Forgetfulness about
childbirth helps mothers continue to enjoy sex. And truly forgetting is
liberating. On the other hand, forgetfulness about human history can lead to
dead ends and trouble. Because Canada has only recently done something noteworthy
on its own initiative, our forgetfulness tends to just support mediocrity and
sentimentality. It’s not life-threatening. However, it does bother emigrants
and irritable bloggers.
Jeffrey Simpson is the most
solid practitioner we have who writes with one foot on the data and the other
on yesterday’s puffy white clouds.
In his Globe column “A Party defined by its enemies, by choice,” Jeffrey Simpson
reflected on the rupture of our political culture: from the clubby politics of
our past to the divisive politics of Stephen Harper:
“This kind of political
differentiation is new to Canada. Of course, there has always been political
competition among parties. And of course, parties have heaped abuse on their adversaries, exaggerating their faults.
“In the past, this competition has tended to be
between or among parties – a political game,
if you like. But the Conservatives have now focused their sights on other institutions outside of politics to help
with their strategy of differentiation.”
If you’re going to be bitter
about the present, first be bitter about the past.
Simpson ought to scan the
archives of his own paper, even his own early stories, and shake himself free
of the winsome spin of vanquished Liberals: the theme that public life was more
gentlemanly, more responsible, when we were winning.
There were every bit as many
injuries on the field when Liberals and other "nobodies" played the "political
game."
Today’s Conservative PM
attacks his partisan adversaries by: (1) complaining that Michael Ignatieff was
working abroad for 30 years (2) attacking Stephen Dion’s written platform and
his legal opinion that the Governor General, on his own council, could make him prime minister instead, and (3) marketing the notion that Justin Trudeau is
shallow.
Yesterday’s Liberal PMs
attacked their adversaries by: (1) claiming that they were soft on Quebec
nationalists and servile toward the provinces generally, (2) dismissing New
Democrats as extremists, (3) describing a Harvard economic gold-medalist Robert
Stanfield’s anti-inflation suggestions as “Zap!
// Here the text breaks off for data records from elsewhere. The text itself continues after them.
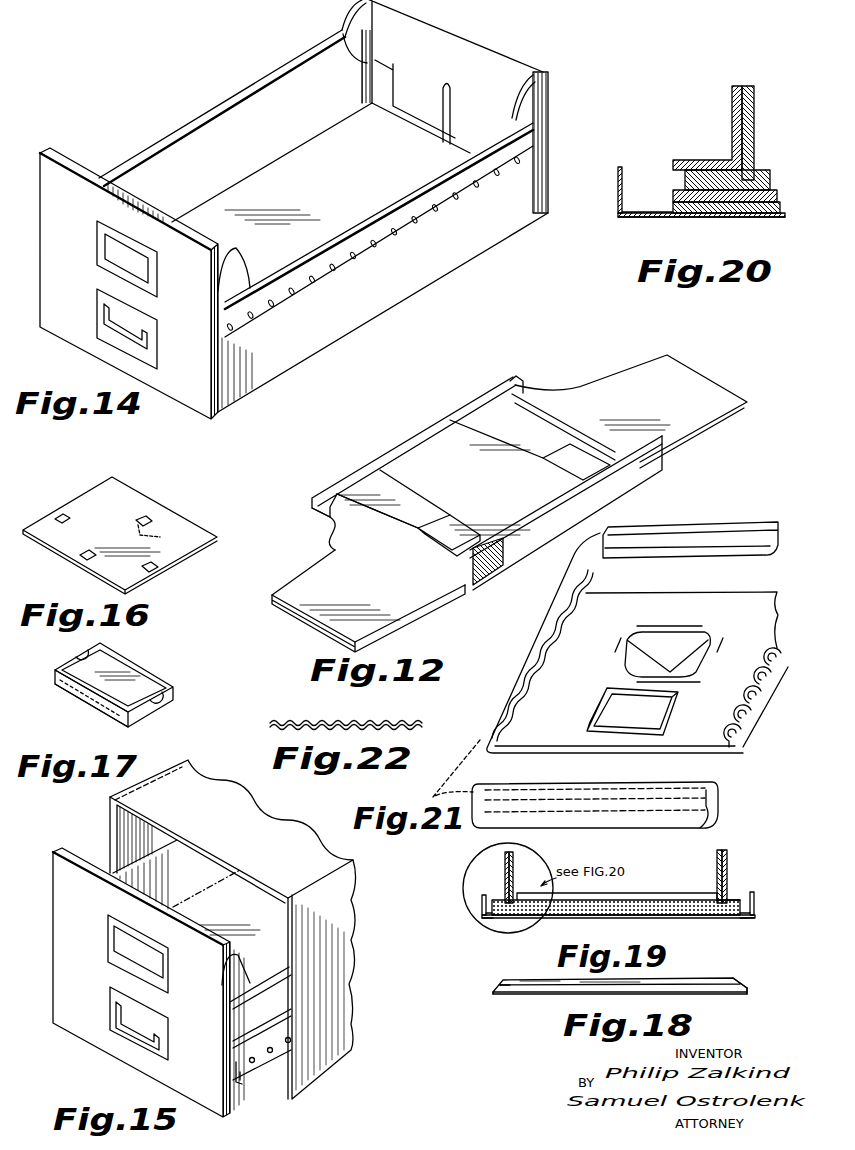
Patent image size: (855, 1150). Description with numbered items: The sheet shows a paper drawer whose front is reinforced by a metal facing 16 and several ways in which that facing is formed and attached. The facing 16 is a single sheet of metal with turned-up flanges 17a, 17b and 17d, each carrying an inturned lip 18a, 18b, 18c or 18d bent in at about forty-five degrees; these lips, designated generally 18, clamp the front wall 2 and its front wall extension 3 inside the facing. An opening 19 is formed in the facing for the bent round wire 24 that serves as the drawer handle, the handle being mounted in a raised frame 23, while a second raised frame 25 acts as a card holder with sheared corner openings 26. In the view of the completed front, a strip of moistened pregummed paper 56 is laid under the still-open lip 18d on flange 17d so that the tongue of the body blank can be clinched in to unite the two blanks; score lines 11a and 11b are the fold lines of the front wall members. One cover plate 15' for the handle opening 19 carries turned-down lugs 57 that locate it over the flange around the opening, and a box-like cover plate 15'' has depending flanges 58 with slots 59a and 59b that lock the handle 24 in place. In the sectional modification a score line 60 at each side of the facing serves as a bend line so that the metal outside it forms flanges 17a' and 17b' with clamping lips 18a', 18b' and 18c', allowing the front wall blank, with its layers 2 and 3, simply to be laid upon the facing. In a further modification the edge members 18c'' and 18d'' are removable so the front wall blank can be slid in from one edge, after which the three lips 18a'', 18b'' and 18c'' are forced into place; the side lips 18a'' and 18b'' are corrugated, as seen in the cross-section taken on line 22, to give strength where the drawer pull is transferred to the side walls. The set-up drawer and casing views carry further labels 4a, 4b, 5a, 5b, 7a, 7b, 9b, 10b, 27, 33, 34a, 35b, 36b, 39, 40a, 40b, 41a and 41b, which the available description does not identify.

In FIG. 20, the front wall 2 is at (773, 200).
In FIG. 19, the front wall 2 is at (660, 917).
In FIG. 20, the front wall extension 3 is at (762, 176).
In FIG. 12, the front wall extension 3 is at (556, 493).
In FIG. 19, the front wall extension 3 is at (685, 917).
In FIG. 14, the side flap 4a is at (236, 270).
In FIG. 20, the side flap 4a is at (735, 86).
In FIG. 12, the side flap 4a is at (320, 630).
In FIG. 19, the side flap 4a is at (505, 869).
In FIG. 15, the side flap 4a is at (245, 966).
In FIG. 19, the side flap 4b is at (728, 862).
In FIG. 20, the side wall panel 5a is at (753, 90).
In FIG. 12, the side wall panel 5a is at (368, 568).
In FIG. 19, the side wall panel 5a is at (514, 871).
In FIG. 12, the side wall panel 5b is at (631, 411).
In FIG. 19, the side wall panel 5b is at (717, 861).
In FIG. 12, the end box section 7a is at (449, 535).
In FIG. 12, the end box section 7b is at (576, 462).
In FIG. 12, the fold line 9b is at (549, 414).
In FIG. 12, the fold line 10b is at (538, 413).
In FIG. 12, the score line 11a is at (406, 484).
In FIG. 12, the score line 11b is at (492, 436).
In FIG. 16, the cover plate 15' is at (120, 535).
In FIG. 17, the box member cover plate 15'' is at (128, 685).
In FIG. 18, the metal facing 16 is at (518, 997).
In FIG. 20, the flange 17a is at (701, 230).
In FIG. 12, the flange 17a is at (301, 519).
In FIG. 18, the flange 17a is at (470, 993).
In FIG. 19, the flange 17a' is at (461, 931).
In FIG. 18, the flange 17b is at (764, 988).
In FIG. 19, the flange 17b' is at (764, 916).
In FIG. 12, the flange 17d is at (652, 474).
In FIG. 12, the corner tab 18 is at (522, 381).
In FIG. 20, the lip 18a is at (639, 178).
In FIG. 12, the lip 18a is at (319, 533).
In FIG. 18, the lip 18a is at (490, 975).
In FIG. 19, the lip 18a' is at (458, 909).
In FIG. 21, the corrugated side lip 18a'' is at (545, 655).
In FIG. 18, the lip 18b is at (757, 971).
In FIG. 19, the lip 18b' is at (772, 898).
In FIG. 22, the corrugated side lip 18b'' is at (370, 711).
In FIG. 21, the corrugated side lip 18b'' is at (756, 697).
In FIG. 12, the lip 18c is at (414, 443).
In FIG. 19, the lip 18c' is at (752, 881).
In FIG. 21, the removable edge member 18c'' is at (690, 551).
In FIG. 12, the lip 18d is at (496, 569).
In FIG. 21, the removable edge member 18d'' is at (595, 794).
In FIG. 21, the handle opening 19 is at (632, 711).
In FIG. 21, the sheet blank 22 is at (783, 636).
In FIG. 14, the raised frame 23 is at (150, 337).
In FIG. 15, the raised frame 23 is at (165, 1034).
In FIG. 14, the handle wire 24 is at (150, 356).
In FIG. 15, the handle wire 24 is at (150, 1057).
In FIG. 14, the card holder frame 25 is at (150, 289).
In FIG. 15, the card holder frame 25 is at (165, 975).
In FIG. 14, the card corner openings 26 is at (146, 258).
In FIG. 21, the card corner openings 26 is at (669, 654).
In FIG. 15, the card corner openings 26 is at (158, 950).
In FIG. 20, the base plate 27 is at (752, 219).
In FIG. 19, the base plate 27 is at (626, 919).
In FIG. 14, the drawer bottom 33 is at (347, 163).
In FIG. 15, the drawer bottom 33 is at (245, 956).
In FIG. 14, the drawer rail 34a is at (377, 265).
In FIG. 15, the drawer rail 34a is at (262, 1046).
In FIG. 14, the drawer side wall 35b is at (235, 126).
In FIG. 15, the drawer side wall 35b is at (233, 929).
In FIG. 14, the divider 36b is at (396, 76).
In FIG. 14, the back wall 39 is at (454, 51).
In FIG. 14, the corner curl 40a is at (516, 94).
In FIG. 14, the corner curl 40b is at (368, 40).
In FIG. 14, the corner post 41a is at (546, 104).
In FIG. 14, the corner post 41b is at (345, 16).
In FIG. 12, the pregummed paper strip 56 is at (540, 515).
In FIG. 16, the lugs 57 is at (65, 527).
In FIG. 17, the flanges 58 is at (125, 666).
In FIG. 17, the slot 59a is at (78, 655).
In FIG. 17, the slot 59b is at (182, 700).
In FIG. 20, the score line 60 is at (668, 212).
In FIG. 19, the score line 60 is at (497, 919).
You’re frozen,” and (4) in the '90s, dismissing Preston Manning and Stockwell Day as American right-wing
puppets. They were incompetent if they couldn’t control their caucus, or bullies
if they could.
(Dramatizing the awfulness of
now, Liberal winners transform safely departed adversaries into public-spirited
gentlemen, my first leader being designated harmlessly as “the best Prime
Minister Canada never had.” Simpson sees them as “more pragmatic.”)
Simpson’s principal argument,
however, is about scope: in the past, PMs were hard on other politicians, not
other institutions. This is both arbitrary and, again, unfair. In fact, it implies
that our politics today are more vicious and dangerous than before and that’s just
crazy.
Harper’s Government has
fought with public institutions — the PBO, the Chief Electoral Officer, crown agencies,
regulators, political journalists, and, most famously, the Supreme Court and the
Senate. Life within Harper’s Ottawa is quarrelsome and that ill-serves Harper with
Canada’s peace-loving mainstream. However, is that inherently bad? Were
yesterday’s political targets better able to protect themselves and less
important to maintaining a tolerant democracy?
You can "savage" a young
Canadian’s freedom and future prospects by throwing him in jail without a
judge’s warrant, as Pierre Trudeau did in 1970. Yet are heads of public institutions,
with fixed terms, public profiles, public mandates, and constitutional or
Parliamentary protections, being "savaged" when Harper publicly questions their
public positions?
Before political parties were
subsidized — and, yes, when they were directly subsidized — monies, campaign
workers, newspapers, leadership delegates, core voters, and swing voters were
mobilized by fear of the other guy’s ideas and the promise of one’s own. We
divided, often bitterly, on religion, the monarchy, republicanism, capitalism, socialism,
the Vatican, the Cold War, US "imperialism," immigration welfare and work
incentives, bilingualism, the official status of the French Language, capital
gains taxes, and the character, health, and associations of our political
enemies.
In Simpson’s alternative paradise, Liberals
are "pragmatic" in office and their opponents are "pragmatic" once they retire.
Ideology would have no place.
This is a fantasy and it's no fun.
Popular democracy, most conspicuously in Quebec and the West, didn’t invent ruthless politics, divisive ideas, and
ideologies. It simply let the people join in the fight.